Jeff Evans commented
Making the move to a purely cloud based infrastructure means that this is a must have for us. Having to setup an ADDS in the cloud to basically replicate what WAAD already contains is just way too heavy.
Please allow direct WAAD access for Windows user accounts/authentication, contacts, groups etc.. so that we can bypass AD altogether.
Jared Pickerell - Troy USD 429 commented
Where this would be very beneficial is to be able to use our WAAD/Office 365/Organizational Account (all the same thing) for the Microsoft Store and office.microsoft.com (also Onenote mobile apps that require to first log into a Microsoft Account)! Microsoft's requirement of only allowing Windows 8 to link to a personal "Microsoft Account" and not WAAD/O365 is causing huge problems for educational institutions and businesses wanting to deploy Windows 8 and fully utilize all online services in a managed manner.
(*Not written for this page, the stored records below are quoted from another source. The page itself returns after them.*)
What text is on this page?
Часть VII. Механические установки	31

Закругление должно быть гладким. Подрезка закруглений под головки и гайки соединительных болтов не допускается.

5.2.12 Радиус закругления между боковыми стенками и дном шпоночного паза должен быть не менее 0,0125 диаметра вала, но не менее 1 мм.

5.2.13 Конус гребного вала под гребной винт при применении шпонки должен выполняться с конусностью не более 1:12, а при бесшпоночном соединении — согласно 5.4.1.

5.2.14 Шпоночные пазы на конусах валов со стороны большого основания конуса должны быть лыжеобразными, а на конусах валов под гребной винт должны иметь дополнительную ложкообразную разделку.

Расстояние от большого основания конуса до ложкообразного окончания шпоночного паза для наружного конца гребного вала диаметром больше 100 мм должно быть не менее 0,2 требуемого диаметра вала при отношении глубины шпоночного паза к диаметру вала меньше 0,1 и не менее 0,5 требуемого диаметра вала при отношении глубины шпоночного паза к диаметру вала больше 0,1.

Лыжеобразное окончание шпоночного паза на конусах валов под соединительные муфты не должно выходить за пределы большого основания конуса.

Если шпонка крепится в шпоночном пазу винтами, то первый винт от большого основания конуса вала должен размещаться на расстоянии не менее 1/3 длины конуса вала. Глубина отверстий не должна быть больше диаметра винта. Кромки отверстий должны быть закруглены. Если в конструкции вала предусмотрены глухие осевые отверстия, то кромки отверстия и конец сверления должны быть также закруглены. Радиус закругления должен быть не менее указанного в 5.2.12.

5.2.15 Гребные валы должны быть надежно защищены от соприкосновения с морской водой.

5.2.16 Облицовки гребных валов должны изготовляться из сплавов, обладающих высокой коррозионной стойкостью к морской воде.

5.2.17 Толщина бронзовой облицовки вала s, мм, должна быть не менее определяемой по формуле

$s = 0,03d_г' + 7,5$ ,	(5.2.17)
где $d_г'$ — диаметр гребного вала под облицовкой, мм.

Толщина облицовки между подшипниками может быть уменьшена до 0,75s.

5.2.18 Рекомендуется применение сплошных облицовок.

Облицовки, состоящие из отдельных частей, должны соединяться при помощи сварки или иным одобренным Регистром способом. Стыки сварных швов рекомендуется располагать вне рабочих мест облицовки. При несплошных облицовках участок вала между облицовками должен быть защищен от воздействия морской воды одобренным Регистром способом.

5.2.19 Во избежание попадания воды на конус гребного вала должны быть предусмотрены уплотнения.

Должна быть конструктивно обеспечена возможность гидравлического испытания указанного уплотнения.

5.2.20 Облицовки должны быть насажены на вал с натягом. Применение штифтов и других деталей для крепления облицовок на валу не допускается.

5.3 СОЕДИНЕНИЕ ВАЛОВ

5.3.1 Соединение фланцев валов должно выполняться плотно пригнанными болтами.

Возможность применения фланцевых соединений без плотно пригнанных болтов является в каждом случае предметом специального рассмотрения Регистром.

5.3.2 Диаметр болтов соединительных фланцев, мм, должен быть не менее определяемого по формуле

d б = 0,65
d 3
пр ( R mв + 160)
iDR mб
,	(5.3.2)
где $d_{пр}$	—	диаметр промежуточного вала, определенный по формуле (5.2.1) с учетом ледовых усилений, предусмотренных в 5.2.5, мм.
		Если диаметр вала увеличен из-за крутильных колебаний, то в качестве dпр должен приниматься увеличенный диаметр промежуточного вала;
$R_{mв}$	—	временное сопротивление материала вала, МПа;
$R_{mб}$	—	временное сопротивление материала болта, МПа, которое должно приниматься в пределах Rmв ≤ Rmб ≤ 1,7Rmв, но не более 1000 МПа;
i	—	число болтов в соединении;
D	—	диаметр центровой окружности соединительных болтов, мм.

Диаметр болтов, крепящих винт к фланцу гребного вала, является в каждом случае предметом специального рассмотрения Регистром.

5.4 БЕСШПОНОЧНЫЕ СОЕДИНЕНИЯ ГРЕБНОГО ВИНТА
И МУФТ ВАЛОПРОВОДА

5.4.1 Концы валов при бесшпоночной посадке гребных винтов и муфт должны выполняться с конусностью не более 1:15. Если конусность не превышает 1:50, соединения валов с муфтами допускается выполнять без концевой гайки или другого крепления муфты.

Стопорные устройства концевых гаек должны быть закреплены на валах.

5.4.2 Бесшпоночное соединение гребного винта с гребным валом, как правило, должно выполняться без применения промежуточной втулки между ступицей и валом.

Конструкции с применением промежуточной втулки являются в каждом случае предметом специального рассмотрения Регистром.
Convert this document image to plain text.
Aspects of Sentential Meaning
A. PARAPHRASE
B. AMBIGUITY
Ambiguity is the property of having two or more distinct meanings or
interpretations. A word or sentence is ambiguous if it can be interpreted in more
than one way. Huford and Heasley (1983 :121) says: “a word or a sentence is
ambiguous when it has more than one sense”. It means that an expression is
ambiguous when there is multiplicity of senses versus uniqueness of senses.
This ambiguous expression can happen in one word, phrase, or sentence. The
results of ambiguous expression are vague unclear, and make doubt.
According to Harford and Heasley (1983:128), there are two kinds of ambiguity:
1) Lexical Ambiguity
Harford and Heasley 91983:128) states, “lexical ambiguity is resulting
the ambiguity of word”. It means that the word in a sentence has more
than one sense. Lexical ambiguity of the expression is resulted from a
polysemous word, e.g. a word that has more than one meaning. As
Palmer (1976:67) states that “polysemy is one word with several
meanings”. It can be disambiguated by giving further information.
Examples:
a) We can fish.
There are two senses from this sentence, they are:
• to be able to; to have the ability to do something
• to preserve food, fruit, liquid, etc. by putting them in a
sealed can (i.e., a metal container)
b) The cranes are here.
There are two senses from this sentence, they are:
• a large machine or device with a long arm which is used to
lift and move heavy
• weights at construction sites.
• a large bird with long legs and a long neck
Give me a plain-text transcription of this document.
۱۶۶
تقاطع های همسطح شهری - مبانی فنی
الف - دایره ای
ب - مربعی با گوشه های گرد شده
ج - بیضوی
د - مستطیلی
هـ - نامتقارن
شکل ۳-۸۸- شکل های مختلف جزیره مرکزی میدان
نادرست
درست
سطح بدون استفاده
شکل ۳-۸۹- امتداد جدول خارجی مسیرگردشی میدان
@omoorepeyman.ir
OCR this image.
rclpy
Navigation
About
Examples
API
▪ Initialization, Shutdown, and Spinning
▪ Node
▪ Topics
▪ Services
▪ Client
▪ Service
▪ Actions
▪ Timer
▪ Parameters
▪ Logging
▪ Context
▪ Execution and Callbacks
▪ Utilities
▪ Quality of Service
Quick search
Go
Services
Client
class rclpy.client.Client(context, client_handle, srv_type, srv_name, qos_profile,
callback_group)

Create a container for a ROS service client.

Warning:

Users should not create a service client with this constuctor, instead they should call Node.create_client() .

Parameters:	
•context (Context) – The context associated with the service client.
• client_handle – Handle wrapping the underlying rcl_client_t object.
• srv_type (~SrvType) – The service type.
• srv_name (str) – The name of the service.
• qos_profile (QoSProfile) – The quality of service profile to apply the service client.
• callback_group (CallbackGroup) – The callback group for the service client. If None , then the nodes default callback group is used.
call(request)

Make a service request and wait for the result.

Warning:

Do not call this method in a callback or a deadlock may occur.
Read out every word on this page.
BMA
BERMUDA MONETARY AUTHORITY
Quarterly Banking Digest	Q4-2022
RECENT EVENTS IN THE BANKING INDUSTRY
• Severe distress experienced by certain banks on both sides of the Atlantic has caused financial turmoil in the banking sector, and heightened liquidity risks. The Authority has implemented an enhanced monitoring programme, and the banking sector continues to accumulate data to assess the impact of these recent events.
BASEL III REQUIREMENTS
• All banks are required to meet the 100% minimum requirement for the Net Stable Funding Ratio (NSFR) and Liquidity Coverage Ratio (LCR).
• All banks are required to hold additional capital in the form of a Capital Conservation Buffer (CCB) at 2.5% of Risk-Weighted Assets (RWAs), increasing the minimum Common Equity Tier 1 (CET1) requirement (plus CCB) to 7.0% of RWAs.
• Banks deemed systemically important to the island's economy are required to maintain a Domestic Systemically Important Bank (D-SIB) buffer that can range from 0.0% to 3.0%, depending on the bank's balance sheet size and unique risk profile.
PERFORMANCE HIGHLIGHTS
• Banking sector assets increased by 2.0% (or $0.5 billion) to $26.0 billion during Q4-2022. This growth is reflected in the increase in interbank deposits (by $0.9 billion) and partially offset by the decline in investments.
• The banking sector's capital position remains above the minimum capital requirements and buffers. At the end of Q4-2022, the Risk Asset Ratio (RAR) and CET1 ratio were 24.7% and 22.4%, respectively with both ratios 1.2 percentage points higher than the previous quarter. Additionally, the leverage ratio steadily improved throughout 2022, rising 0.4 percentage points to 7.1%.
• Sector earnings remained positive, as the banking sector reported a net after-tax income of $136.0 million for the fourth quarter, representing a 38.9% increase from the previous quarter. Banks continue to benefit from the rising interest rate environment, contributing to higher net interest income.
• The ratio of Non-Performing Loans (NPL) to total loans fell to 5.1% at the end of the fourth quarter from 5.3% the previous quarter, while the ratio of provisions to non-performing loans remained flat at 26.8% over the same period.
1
Tom Van Gramberen commented
For sure a great idea for SMB's moving to Office365.
I actually have a live case where we are discussing if an ADDS deployment is useful. This could be an alternative.
Raine Widjeskog commented
Working as an external service provider for SMB IT infrastructure, i think this might be a great function
I can't upvote this enough. Best idea on the board.
Johan Eliasson commented
This would be very much appreciated.